Aliás, para uma comparação mais efectiva e correcta do impacte da pandemia nos mais jovens, se se somar as mortes por covid-19, gripe e pneumonias – o denominado PIC (pneumonia, influenza e covid), que chegou a ser usado nos Estados Unidos para medir o impacte da pandemia – observa-se que, face a 2020, houve anos muito piores. Com efeito, para o grupo dos menores de 25 anos, segundo os dados do Eurostat, a mortalidade por PIC nos menores de 24 anos foi de 940 óbitos, ligeiramente superior ao ano anterior, mas sendo o terceiro menos mortífero desde 2012. Portanto, antes da existência da vacina contra a covid, esta situação configura um contexto claramente muito desfasada do alarme social junto de muitos pais e de jovens adultos.
Este cenário da mortalidade por PIC foi, porém, bastante distinto nos diferentes países, mas não necessariamente por causa da covid-19, antes sim pelo paradoxal aumento das mortes por pneumonias não-covid-19 e pela gripe. Neste grupo de países em contra-ciclo destacam-se a França, Espanha e até Portugal.
Com efeito, no nosso país, embora a covid-19 tenha apenas causado em 2020 a morte de cinco menores de 25 anos (dos quais dois com menos de um ano, que nasceram com comorbilidades), as pneumonias provocaram 13 e a gripe mais quatro.
As quatro mortes em 2020 por gripe em Portugal de menores de 25 anos acabam mesmo por ser surpreendentes, porque a actividade do vírus influenza foi muito fraca nesse ano, por via da sua “substituição” pelo SARS-CoV-2. Com efeito, entre 2012 e 2019 apenas em três anos houvera mortes neste grupo etário causadas pelo vírus influenza: em 2016 (cinco óbitos), 2018 (também quatro óbitos) e 2019 (um óbito).
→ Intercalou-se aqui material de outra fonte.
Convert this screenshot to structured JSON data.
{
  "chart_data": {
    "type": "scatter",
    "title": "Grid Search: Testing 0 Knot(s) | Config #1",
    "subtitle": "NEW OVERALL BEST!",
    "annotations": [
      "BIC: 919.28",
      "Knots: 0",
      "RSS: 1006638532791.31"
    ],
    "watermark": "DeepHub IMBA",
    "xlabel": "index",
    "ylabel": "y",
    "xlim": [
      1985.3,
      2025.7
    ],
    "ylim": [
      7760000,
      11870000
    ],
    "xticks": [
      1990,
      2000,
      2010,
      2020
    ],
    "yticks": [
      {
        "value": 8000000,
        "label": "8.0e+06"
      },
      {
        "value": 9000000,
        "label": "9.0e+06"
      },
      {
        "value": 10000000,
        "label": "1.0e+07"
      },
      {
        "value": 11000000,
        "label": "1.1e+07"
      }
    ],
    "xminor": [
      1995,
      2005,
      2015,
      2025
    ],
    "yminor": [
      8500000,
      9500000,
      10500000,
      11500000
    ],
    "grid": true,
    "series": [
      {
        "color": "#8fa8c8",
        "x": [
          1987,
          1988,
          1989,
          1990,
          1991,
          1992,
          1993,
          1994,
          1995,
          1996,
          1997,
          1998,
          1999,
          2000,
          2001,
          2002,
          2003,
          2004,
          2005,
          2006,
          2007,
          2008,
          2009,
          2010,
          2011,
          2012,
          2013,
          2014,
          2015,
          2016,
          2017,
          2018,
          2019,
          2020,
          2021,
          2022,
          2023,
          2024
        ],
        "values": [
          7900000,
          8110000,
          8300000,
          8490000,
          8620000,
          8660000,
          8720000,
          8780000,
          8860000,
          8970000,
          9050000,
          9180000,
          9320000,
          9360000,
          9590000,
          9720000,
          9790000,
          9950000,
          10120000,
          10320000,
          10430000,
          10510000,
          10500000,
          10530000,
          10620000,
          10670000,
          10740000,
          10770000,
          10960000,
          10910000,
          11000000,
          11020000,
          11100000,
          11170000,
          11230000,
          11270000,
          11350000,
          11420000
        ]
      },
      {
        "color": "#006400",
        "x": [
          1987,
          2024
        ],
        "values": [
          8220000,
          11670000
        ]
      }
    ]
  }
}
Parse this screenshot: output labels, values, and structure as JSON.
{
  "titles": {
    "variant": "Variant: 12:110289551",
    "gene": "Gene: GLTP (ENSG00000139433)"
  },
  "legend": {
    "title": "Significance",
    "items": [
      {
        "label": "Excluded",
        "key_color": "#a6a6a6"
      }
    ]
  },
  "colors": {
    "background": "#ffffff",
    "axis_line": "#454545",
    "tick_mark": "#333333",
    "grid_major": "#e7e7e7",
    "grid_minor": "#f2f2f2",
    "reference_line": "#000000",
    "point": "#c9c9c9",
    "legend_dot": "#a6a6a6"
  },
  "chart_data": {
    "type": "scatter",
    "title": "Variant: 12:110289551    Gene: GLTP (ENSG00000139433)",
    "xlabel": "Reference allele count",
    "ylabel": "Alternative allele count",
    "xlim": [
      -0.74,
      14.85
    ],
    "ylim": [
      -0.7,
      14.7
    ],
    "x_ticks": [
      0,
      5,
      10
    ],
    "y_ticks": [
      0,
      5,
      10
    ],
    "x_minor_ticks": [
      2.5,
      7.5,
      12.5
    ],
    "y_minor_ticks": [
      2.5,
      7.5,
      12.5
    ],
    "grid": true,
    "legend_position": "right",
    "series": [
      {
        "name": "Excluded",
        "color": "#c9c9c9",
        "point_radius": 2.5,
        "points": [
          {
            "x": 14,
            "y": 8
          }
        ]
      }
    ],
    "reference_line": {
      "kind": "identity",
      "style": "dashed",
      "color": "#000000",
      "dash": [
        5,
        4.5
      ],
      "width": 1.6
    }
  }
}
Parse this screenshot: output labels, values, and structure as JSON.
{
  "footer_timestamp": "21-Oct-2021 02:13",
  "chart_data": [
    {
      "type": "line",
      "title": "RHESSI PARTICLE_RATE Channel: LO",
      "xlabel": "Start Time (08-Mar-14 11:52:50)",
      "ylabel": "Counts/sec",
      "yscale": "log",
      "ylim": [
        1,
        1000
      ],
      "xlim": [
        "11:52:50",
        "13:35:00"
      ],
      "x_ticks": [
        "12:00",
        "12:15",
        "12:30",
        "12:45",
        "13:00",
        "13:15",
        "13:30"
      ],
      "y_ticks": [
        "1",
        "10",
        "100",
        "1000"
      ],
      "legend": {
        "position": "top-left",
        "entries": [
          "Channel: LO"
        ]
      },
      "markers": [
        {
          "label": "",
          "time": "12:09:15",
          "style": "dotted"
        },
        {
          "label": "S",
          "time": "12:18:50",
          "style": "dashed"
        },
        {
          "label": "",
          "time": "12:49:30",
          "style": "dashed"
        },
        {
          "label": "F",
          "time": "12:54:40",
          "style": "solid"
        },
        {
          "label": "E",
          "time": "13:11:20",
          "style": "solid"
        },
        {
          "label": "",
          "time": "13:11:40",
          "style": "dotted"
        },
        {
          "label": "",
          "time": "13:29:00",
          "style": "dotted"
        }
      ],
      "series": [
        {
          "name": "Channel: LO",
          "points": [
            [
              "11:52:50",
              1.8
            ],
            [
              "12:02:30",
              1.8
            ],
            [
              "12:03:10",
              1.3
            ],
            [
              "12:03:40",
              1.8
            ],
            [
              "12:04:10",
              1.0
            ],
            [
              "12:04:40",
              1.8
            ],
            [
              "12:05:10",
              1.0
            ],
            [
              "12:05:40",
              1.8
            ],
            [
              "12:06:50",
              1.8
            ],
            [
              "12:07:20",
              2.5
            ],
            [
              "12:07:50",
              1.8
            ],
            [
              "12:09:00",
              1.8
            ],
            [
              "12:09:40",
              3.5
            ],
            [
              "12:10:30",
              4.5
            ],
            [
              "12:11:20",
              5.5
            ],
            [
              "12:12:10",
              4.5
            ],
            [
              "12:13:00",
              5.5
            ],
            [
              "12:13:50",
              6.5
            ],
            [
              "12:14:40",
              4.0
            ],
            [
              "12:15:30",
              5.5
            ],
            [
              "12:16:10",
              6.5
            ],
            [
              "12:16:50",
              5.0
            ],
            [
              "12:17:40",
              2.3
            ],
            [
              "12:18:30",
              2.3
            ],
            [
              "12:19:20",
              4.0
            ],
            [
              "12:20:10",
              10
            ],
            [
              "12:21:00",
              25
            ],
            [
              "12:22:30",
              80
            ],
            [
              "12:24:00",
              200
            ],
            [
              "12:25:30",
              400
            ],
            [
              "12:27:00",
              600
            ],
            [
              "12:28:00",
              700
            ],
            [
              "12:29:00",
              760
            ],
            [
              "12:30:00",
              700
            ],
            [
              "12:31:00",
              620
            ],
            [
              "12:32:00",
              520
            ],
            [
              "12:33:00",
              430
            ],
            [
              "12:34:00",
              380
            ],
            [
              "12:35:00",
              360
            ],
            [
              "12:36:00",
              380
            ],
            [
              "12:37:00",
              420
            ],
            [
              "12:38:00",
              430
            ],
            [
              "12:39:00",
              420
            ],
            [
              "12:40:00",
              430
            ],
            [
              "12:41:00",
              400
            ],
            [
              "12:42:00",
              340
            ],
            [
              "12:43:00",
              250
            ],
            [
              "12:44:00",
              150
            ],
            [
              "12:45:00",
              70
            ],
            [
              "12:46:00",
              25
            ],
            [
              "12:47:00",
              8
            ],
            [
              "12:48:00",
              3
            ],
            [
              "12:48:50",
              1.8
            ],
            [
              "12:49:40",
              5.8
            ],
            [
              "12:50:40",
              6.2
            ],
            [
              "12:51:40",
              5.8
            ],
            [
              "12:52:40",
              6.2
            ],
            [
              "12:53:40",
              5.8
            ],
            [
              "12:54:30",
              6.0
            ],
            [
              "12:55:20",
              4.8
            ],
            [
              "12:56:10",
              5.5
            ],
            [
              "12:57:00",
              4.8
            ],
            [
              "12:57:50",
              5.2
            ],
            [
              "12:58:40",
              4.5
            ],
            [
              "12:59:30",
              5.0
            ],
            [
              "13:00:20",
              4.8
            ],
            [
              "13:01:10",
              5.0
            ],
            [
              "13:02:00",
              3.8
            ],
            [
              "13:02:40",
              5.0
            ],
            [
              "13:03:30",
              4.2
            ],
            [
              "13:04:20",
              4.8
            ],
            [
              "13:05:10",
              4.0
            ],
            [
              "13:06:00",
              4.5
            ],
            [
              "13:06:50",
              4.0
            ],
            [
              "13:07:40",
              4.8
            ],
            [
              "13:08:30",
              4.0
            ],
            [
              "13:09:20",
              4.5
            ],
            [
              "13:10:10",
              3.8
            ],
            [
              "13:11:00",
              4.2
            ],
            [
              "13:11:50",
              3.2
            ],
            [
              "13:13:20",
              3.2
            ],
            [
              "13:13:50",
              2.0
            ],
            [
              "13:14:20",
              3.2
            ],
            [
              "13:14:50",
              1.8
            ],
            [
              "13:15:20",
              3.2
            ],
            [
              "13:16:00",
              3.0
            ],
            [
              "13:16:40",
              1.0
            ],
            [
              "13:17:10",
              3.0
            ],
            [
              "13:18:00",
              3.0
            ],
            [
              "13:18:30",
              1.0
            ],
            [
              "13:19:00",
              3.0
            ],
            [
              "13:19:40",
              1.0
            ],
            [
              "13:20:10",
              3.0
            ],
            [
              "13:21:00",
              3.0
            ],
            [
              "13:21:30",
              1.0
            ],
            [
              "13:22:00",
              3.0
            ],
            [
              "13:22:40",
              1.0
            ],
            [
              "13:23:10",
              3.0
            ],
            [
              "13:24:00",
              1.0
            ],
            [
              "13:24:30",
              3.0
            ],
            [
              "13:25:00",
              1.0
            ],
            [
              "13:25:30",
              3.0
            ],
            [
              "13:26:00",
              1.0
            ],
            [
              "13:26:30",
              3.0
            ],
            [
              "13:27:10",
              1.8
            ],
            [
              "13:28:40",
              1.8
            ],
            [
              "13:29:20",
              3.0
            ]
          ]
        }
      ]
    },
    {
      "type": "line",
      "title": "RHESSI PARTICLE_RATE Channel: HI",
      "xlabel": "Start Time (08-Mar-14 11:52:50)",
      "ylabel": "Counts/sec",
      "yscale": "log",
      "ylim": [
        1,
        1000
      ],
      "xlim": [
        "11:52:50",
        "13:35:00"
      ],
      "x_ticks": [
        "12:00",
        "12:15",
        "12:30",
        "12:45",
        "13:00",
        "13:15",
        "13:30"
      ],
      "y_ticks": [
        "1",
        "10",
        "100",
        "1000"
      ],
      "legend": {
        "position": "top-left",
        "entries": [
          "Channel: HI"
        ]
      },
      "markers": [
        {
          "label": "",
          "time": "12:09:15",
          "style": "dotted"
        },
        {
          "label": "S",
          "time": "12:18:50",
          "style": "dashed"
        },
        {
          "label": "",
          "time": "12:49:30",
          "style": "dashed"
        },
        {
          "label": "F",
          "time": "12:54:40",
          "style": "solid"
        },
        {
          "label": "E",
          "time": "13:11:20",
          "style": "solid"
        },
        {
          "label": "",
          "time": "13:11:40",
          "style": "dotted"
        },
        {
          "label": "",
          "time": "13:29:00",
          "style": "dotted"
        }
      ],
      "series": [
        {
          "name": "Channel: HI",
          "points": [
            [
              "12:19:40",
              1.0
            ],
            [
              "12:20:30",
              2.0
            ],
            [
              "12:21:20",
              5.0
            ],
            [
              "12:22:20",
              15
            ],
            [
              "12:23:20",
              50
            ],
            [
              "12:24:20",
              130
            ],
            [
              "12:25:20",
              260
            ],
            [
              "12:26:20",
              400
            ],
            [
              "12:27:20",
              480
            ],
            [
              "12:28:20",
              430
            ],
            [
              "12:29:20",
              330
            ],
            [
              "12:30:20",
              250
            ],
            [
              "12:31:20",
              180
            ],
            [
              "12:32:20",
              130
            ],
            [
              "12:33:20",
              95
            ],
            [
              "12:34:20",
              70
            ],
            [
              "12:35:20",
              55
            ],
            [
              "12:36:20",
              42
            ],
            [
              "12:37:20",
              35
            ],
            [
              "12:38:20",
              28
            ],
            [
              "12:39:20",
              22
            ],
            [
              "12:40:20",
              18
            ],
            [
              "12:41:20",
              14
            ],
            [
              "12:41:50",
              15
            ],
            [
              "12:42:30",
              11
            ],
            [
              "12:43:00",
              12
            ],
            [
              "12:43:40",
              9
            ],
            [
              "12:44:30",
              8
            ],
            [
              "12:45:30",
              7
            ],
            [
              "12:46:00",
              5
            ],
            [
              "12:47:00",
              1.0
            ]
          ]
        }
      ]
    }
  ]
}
Contudo, 2016 e 2018 ficaram marcados por uma forte actividade gripal.
No caso das pneumonias, os 13 óbitos também foram um número relativamente elevado, apenas ultrapassado, desde 2012, pelas 15 mortes em 2016.
Numa outra (breve) análise do PÁGINA UM, verificou-se também que a covid-19 – face à mortalidade de 2020 e dos anos anteriores com maior mortalidade por infecções respiratórias de cariz sazonal (pneumonias e gripes) – somente começou a ser uma doença de contornos mais preocupantes no primeiro ano da pandemia a partir dos 40 anos.
Além de somente a partir dos 40 anos de idade a covid-19 ter começado no ano de 2020 a matar mais – e, portanto, a ser mais perigosa do que as pneumonias –, se considerarmos as PIC no ano de 2016 (sem covid-19 e “apenas” com gripe e pneumonias) registou exactamente o mesmo número de mortes do primeiro ano da famigerada pandemia.